Nous entrons, ici, au cœur même de la famille de Jésus. Élisabeth descend en effet d’Aaron et est la nièce d’Anne, mère de la Vierge Marie. Cette femme âgée a pour époux le prêtre Zacharie, mais n’a pu lui donner d’enfants, ce qui était mal perçu de son entourage. Alors que son mari assurait le service du culte offrant de l’encens, l’ange Gabriel lui apparut : "Sois sans crainte, Zacharie, car ta supplication a été exaucée : ta femme Élisabeth mettra au monde pour toi un fils, et tu lui donneras le nom de Jean". L’annonce est sans équivoque, le fils promis sera grand devant le Seigneur et rempli d’Esprit saint pour rallier le plus grand nombre des fils d’Israël à la foi.

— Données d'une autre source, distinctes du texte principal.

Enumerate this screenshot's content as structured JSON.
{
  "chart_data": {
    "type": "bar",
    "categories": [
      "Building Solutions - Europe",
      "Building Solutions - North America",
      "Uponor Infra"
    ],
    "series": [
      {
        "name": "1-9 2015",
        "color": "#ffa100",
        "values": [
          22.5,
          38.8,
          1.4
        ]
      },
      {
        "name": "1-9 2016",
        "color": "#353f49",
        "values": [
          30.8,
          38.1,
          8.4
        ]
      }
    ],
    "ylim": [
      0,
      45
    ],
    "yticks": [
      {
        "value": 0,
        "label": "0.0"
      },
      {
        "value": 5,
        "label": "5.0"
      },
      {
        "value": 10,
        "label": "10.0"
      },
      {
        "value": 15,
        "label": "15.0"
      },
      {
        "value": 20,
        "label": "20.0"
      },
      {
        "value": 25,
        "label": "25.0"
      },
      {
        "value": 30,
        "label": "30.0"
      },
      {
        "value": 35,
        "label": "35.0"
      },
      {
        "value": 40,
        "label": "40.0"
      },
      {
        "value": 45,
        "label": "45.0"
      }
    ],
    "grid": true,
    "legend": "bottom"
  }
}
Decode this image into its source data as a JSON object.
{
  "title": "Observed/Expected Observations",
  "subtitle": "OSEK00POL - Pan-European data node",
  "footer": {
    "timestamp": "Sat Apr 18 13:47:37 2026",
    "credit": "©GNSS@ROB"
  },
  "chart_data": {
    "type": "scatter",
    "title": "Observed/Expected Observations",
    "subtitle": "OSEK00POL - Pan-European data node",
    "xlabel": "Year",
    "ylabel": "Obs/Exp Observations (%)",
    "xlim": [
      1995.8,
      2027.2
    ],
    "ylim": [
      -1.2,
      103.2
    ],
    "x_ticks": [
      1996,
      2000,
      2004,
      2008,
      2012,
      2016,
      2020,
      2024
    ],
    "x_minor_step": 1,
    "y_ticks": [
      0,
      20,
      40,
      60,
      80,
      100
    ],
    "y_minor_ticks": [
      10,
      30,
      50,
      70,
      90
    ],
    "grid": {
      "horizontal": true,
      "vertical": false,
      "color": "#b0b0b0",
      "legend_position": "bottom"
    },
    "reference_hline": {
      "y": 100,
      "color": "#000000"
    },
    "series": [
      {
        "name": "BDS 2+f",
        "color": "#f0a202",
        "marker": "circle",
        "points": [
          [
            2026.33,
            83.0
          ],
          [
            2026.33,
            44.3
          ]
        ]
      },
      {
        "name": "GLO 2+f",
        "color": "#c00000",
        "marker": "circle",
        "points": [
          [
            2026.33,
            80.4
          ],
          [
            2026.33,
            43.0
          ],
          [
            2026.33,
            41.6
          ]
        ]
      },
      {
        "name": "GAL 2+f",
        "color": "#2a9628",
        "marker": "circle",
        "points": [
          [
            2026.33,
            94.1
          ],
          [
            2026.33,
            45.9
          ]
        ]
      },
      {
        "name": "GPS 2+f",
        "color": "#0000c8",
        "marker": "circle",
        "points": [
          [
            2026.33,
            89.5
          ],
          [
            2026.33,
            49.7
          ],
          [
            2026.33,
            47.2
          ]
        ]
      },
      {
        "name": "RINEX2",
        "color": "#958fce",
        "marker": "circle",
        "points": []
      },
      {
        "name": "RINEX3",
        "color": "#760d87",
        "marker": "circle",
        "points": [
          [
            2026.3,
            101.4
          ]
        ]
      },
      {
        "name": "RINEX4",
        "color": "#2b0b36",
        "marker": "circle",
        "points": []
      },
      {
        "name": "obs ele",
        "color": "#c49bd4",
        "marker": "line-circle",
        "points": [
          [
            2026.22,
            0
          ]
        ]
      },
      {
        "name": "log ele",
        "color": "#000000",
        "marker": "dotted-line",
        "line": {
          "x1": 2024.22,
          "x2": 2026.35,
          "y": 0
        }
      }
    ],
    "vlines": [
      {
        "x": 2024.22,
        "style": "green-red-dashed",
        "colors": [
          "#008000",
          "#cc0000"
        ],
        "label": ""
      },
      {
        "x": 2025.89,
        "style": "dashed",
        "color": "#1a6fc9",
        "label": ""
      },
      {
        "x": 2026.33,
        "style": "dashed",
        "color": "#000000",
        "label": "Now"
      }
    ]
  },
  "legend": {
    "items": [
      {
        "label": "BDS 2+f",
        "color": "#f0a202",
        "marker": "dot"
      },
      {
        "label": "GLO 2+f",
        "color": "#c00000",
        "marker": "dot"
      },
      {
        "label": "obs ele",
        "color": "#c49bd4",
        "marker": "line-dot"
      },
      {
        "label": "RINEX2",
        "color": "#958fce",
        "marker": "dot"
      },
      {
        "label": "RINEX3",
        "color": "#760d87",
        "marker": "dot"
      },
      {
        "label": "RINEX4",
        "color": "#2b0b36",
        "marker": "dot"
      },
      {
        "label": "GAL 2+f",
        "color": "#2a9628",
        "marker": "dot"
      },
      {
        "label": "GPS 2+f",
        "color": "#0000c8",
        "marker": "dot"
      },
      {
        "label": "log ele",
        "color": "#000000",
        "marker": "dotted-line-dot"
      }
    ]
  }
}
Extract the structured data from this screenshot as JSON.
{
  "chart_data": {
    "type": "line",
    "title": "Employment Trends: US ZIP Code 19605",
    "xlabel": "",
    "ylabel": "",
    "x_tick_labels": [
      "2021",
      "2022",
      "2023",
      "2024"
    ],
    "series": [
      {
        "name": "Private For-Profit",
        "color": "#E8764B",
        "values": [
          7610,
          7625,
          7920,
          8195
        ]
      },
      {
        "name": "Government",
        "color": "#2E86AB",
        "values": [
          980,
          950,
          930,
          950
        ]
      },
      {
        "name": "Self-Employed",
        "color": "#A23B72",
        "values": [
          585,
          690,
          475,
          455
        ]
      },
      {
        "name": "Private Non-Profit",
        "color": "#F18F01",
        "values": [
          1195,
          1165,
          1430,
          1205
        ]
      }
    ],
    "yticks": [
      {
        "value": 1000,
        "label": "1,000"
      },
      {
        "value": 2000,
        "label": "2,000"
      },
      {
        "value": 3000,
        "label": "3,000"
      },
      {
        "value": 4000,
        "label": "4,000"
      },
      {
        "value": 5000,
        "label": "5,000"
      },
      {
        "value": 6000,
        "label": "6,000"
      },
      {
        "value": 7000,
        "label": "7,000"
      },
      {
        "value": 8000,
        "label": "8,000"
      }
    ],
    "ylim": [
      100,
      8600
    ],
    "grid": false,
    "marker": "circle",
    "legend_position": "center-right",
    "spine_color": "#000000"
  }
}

Zacharie, à l’image de Sara et de nombreux personnages de l’Ancien Testament dans la même situation, exprime cependant son doute : "Comment vais-je savoir que cela arrivera ? Moi, en effet, je suis un vieillard et ma femme est avancée en âge." L’ange lui répond que cela arrivera, car Dieu l’a voulu, et Zacharie sera, pour n’avoir pas cru cette parole, réduit au silence jusqu’à son avènement.
La maternité miraculeuse
Alors que Zacharie avait perdu la parole, sa femme Élisabeth, conformément à l’annonce, conçut un enfant et pendant cinq mois garda le secret. C’est au sixième mois que survient l’Annonciation à la Vierge Marie par l’ange Gabriel. Troublée, la jeune Vierge, on le sait, rendit alors visite à sa cousine pour lui annoncer la sainte nouvelle avec le célèbre Magnificat. C’est au cours de ce Magnificat qu’Élisabeth prononcera ces paroles gravées pour l’éternité dans l’Ave Maria : "Tu es bénie entre toutes les femmes, et le fruit de tes entrailles est béni"… Lorsque l’enfant inattendu d’Élisabeth naquit, elle se rendit aussitôt avec son époux Zacharie au Temple. Cet épisode biblique révèle l’acquiescement d’Élisabeth à son destin de femme stérile, et l’accueil de cette naissance inespérée donnera toute sa force à la foi et la confiance en la parole divine.
La confiance retrouvée
Mais, alors qu’il leur fallait donner un nom au jeune enfant, Élisabeth souhaita qu’il se nomme Jean, une volonté incomprise de son entourage qui lui rétorqua que personne dans sa famille ne portait ce prénom, celui de son père, Zacharie, leur semblait plus opportun. Celui-ci, toujours muet, prit alors une tablette et écrivit : "Jean est son nom". À cet instant, il recouvrit immédiatement la parole et énonça cette prière reprise par le fameux Benedictus : "Béni soit le Seigneur, le Dieu d’Israël, qui visite et rachète son peuple…". Symbole de la Parole accomplie et de la confiance retrouvée, cette prière préfigure le rôle prophétique de cet enfant nommé Jean qui deviendra par ses actions Jean Le Baptiste, celui qui baptise. Seul l’évangile de Luc relate cet épisode d’Élisabeth et de Zacharie, leur destin disparaît ensuite dans les brumes de l’Histoire. Un apocryphe, cependant, le Protévangile de Jacques, rapporte que lors du massacre des saints Innocents, Élisabeth et son enfant s’enfuirent dans la montagne pour échapper aux soldats d’Hérode le Grand, la montagne s’ouvrit alors pour les protéger de leurs agresseurs…
Un thème classique
Ce destin d’Élisabeth tant lié à celui de la Vierge Marie a inspiré depuis toujours les peintres avec les thèmes de La Visitation et de la Nativité de Jean Baptiste. Elle est souvent représentée en matrone portant une longue robe avec un manteau à capuchon. Philippe de Champaigne au XVIIe siècle l’évoque, en une saisissante scène, courbée par l’âge étreignant Marie sa parente en un somptueux contraste de violet éteint et de bleu irréel. Avec Domenico Ghirlandaio, nous pouvons également admirer cette vieille femme à genoux devant sa parente en un saisissant ocre manifestant tout le miracle de sa maternité, alors que Marie fait signe d’une même humilité en fléchissant ses genoux. Chaque peintre aura à cœur de souligner cette attitude de foi confiante et de piété devant l’inattendu divin.